The first 15 minutes spent with YYWTGRSHYGNLSYCT are a genuine kick, undeniably, a release of multiple years of online gaming frustrations. “Finally,” you think to yourself, “I get to pull that pin!” And to be fair, Pull The Pin—in which you must pull a series of building-sized needles out of various dungeons to open paths to treasure and kill monsters, for your hapless hero—is the best, and most built-out game in this minigame collection. There are enough quirks to the system, and enough room for expansion on the basic idea, that the 100 levels included in the pack could genuinely kill an hour or two for a lot of players. It helps that there’s an actual game there, as you work out which rock to drop on which goblin, or which door to open when to secure your route to the loot. It’s always looked fun in those ugly little Facebook windows, and, as it turns out, it actually, kind of, is.

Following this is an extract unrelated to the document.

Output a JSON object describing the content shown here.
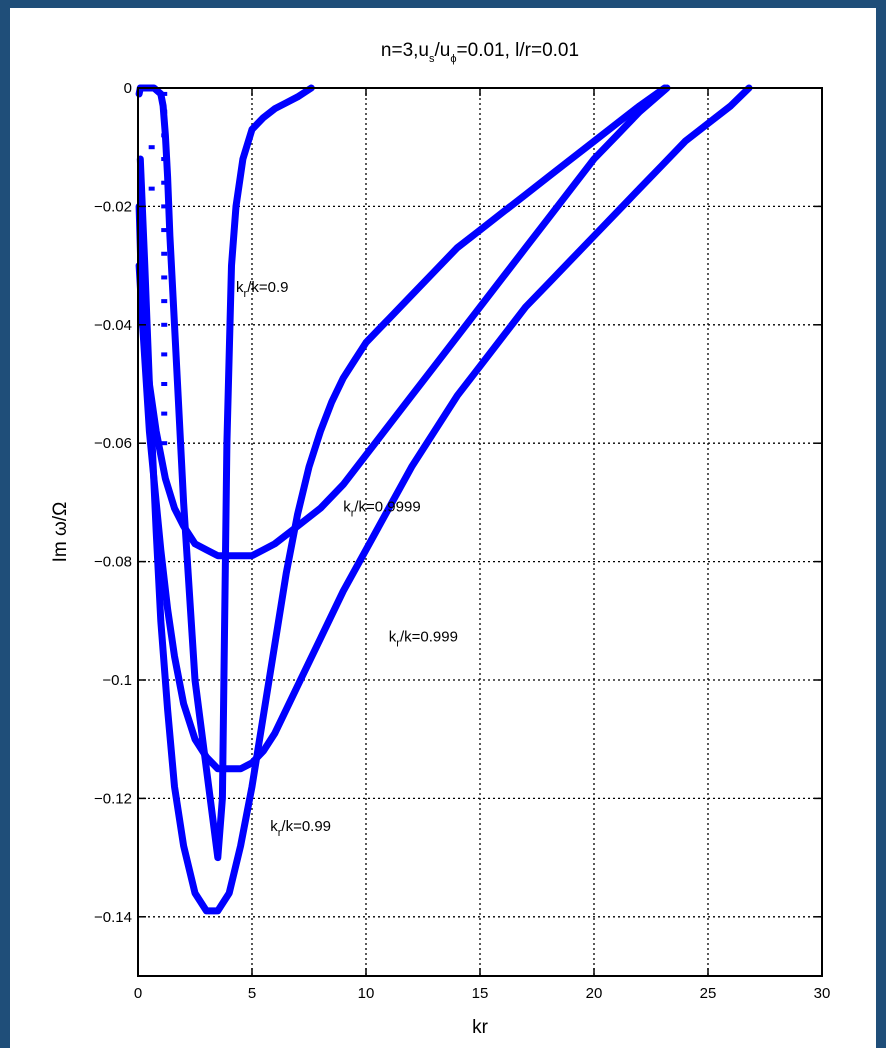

The same can’t be said for most of the other games in the collection, though. “Number Tower,” for instance, really is just about very basic applications of math: Get your number higher to beat the numbers of the monsters, repeat for 25 levels, never play again. “Color Lab” is actually kind of satisfying, as you move around brightly colored liquids like a damper version of the Towers Of Hanoi. But, again: Only 25 levels, and once you get the gimmick, it never evolves. “Parking Lot” features all the excitement of the old “slide the block” puzzles it listlessly emulates. And while “Cash Run” is actually pretty fun—it’s the one where you pick up brick-esque piles of money off the ground and use them to make platforms and stars to climb over obstacles and pass through gates representing money-granting life decisions—it also only has 25 levels, and never evolves into more than a neat distraction.
And that’s YYWTGRSHYGNLSYCT in a nutshell: A very amusing hour, and not much else. It doesn’t help that the game doesn’t steer into its satirical roots as hard as it could: The games themselves basically look right, but they lack that irritating-irresistible flair that instinctively draws the eye in the real ads. (The decision to use stickmen instead of that one generic anime dude who always looks so sad might make sense from a technical point of view, but it loses some of the idiot appeal of the product.) If you really, really need to pull the pin, you’ll be happy enough—and if you have $10 to toss at a cleverly executed joke game, it’ll be much the same. But ultimately, it’s a stark reminder of why these games exist mostly in the hypothetical, rather than in the real world.